We all know that stem cells can generate any of the body's tissue types, but how do they renew themselves to prevent their own demise? Now, two reports in Science reveal some of the biological instructions for self-renewal. They have found that cells in the Drosophila testes act as a microenvironment and activate the JAK–STAT (Janus kinase–signal transducer and activator of transcription) signalling pathway, which determines the fate of stem cells by inhibiting their mortality and maturation.

In male Drosophila, the sperm stem cells lie at the tip of the testis, surrounding a cluster of cells called a hub. When the stem cell divides, the daughter cell maintaining contact with the hub remains a stem cell, whereas the cell that is displaced away becomes a blast cell and begins to develop into a male germ cell. What governs the destiny of each cell was unclear.

Kiger and colleagues, and Tulina and Matunis investigated whether cues from within the hub were an important factor. Both groups focused on the JAK–STAT pathway as JAK activation of STATs is known to activate target genes in both Drosophila and mammals. They created mutants for the JAK homologue hopscotch (Hop) or the STAT homologue Stat92E in stem cells, and found that if mutants lacked an active JAK–STAT pathway, the stem cells differentiated but did not self-renew. By contrast, ectopic or constitutive JAK–STAT signalling greatly expanded stem-cell numbers.

But how is the JAK–STAT pathway activated in these cells? Both groups found that cells in the hub act as a microenvironment by expressing a localized source of a signalling molecule called Unpaired, which activates the JAK–STAT pathway in adjacent stem cells. Although both groups did not inactivate Unpaired, they showed that misexpression was sufficient to cause expansion of the germ-line stem-cell population.

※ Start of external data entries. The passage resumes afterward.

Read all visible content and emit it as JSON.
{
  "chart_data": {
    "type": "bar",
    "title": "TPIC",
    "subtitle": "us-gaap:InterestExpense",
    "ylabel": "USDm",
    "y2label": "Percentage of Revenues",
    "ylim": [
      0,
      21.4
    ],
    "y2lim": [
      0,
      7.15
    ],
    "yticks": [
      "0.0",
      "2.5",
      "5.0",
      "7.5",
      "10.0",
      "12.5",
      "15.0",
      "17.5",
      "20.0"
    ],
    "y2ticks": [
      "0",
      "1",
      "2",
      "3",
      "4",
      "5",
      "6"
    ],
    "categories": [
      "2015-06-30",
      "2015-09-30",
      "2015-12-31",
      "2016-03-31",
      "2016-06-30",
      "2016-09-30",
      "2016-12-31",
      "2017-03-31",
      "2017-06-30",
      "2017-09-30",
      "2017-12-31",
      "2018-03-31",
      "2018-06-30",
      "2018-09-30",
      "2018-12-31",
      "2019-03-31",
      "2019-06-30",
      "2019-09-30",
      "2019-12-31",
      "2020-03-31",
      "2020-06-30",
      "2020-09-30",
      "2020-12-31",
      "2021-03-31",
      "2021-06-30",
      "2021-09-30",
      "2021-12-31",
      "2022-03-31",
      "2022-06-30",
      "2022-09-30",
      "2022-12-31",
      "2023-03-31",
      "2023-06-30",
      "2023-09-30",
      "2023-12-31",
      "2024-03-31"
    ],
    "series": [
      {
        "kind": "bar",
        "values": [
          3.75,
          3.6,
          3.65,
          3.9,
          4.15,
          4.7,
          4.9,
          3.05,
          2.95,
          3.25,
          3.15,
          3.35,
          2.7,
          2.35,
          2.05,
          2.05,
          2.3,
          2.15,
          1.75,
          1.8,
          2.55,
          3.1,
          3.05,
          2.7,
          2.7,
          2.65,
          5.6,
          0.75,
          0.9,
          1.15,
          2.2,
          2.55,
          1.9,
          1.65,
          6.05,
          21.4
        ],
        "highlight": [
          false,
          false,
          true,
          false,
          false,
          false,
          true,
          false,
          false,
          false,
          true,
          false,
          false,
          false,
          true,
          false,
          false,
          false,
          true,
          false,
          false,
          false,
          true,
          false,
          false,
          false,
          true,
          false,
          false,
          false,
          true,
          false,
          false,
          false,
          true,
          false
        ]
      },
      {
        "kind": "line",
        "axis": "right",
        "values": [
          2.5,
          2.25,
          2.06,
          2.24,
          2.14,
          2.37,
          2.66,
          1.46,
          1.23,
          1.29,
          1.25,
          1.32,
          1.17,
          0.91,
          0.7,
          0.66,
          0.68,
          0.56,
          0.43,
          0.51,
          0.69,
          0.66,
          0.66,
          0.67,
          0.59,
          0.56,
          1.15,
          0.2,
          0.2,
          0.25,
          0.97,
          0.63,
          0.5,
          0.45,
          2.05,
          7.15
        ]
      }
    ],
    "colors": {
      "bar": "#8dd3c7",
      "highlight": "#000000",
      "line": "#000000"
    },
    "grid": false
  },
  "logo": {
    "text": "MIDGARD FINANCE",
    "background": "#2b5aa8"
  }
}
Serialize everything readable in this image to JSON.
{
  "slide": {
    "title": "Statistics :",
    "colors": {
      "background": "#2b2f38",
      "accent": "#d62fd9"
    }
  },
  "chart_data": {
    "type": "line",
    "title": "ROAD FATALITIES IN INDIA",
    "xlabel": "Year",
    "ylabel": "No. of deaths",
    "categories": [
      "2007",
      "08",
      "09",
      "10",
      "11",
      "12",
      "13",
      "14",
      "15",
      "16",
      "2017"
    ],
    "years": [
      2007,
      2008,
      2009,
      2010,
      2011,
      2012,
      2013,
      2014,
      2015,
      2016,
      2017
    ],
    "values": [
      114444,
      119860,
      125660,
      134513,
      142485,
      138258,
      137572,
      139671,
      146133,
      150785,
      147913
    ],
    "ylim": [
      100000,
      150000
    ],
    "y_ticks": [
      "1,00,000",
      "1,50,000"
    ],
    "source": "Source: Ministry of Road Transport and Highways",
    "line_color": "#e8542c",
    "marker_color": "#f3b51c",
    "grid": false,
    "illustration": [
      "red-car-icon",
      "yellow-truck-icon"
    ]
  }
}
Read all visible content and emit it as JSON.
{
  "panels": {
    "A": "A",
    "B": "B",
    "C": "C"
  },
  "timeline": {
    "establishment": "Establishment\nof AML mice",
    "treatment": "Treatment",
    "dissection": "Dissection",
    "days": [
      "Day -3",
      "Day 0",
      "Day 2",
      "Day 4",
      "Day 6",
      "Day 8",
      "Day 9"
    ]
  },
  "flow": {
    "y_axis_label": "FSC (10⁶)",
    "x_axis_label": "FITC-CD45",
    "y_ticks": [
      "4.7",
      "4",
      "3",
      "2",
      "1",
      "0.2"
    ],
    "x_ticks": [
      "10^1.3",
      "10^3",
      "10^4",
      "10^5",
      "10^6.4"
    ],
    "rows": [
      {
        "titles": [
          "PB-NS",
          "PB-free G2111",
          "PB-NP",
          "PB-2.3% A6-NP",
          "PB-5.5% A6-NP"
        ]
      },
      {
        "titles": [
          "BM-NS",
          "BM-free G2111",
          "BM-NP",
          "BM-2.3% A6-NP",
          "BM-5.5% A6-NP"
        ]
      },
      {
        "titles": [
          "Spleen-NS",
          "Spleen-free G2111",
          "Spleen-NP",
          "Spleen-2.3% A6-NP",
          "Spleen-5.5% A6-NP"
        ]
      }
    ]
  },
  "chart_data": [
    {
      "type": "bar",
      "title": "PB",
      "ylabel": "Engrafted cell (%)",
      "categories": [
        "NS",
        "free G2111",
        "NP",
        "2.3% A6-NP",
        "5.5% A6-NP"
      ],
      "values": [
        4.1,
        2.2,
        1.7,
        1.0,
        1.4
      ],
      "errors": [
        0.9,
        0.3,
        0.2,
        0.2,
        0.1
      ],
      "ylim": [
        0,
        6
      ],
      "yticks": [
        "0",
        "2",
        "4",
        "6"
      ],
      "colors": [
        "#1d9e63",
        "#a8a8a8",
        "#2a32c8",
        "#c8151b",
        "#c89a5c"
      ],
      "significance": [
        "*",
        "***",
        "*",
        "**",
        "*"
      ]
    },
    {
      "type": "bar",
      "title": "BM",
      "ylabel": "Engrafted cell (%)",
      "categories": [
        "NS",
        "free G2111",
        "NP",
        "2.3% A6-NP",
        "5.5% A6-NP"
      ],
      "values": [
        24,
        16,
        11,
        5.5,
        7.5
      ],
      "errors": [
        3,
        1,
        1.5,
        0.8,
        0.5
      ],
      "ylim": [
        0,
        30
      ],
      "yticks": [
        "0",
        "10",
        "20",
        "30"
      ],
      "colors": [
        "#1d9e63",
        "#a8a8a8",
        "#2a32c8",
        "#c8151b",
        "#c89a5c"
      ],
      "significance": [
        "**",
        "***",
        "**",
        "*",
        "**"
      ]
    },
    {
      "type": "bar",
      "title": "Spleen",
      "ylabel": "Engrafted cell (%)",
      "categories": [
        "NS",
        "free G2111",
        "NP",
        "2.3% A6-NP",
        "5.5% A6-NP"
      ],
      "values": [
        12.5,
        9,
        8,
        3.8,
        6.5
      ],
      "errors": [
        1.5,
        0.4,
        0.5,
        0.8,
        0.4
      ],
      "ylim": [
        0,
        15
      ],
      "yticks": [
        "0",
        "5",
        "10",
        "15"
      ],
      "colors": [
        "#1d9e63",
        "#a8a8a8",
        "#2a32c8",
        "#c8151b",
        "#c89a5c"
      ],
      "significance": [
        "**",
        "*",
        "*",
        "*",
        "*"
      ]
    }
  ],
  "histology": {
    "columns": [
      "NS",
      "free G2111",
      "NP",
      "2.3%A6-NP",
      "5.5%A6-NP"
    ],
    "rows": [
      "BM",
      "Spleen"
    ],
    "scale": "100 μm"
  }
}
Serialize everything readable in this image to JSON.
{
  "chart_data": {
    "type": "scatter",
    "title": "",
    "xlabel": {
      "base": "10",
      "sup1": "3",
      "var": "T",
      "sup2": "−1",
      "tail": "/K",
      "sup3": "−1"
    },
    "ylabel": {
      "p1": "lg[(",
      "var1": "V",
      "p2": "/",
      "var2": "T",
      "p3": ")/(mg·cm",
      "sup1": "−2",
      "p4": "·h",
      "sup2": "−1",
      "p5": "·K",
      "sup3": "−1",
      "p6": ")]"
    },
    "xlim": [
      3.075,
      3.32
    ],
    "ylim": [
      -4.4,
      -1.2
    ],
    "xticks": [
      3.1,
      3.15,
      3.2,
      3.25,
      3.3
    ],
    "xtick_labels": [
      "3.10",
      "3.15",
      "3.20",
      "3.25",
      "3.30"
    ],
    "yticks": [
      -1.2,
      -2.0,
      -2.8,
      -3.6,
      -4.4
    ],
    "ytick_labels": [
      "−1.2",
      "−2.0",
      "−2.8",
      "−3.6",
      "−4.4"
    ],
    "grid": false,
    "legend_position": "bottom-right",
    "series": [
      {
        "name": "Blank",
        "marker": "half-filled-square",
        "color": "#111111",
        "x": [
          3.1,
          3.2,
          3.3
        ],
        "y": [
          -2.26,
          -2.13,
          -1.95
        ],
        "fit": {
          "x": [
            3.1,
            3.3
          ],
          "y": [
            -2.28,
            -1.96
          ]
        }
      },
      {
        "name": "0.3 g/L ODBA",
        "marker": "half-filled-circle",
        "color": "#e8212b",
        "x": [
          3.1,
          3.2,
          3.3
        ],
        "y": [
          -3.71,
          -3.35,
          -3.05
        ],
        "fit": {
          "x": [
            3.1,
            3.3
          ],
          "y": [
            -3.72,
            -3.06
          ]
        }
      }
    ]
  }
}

So, it seems that signals within the hub create a stem-cell microenvironment and that any daughter cells that are displaced will embark on a journey of differentiation into mature germ cells. Signals from surrounding cells that promote differentiation of displaced cells could help prevent excessive stem-cell proliferation, whereas hubs that lack stem cells could instruct both daughters of a neighbouring stem cell to self-renew and repopulate the microenvironment. Although this model will need to be further defined, it offers an intriguing insight into how stem-cell renewal can be achieved and regulated.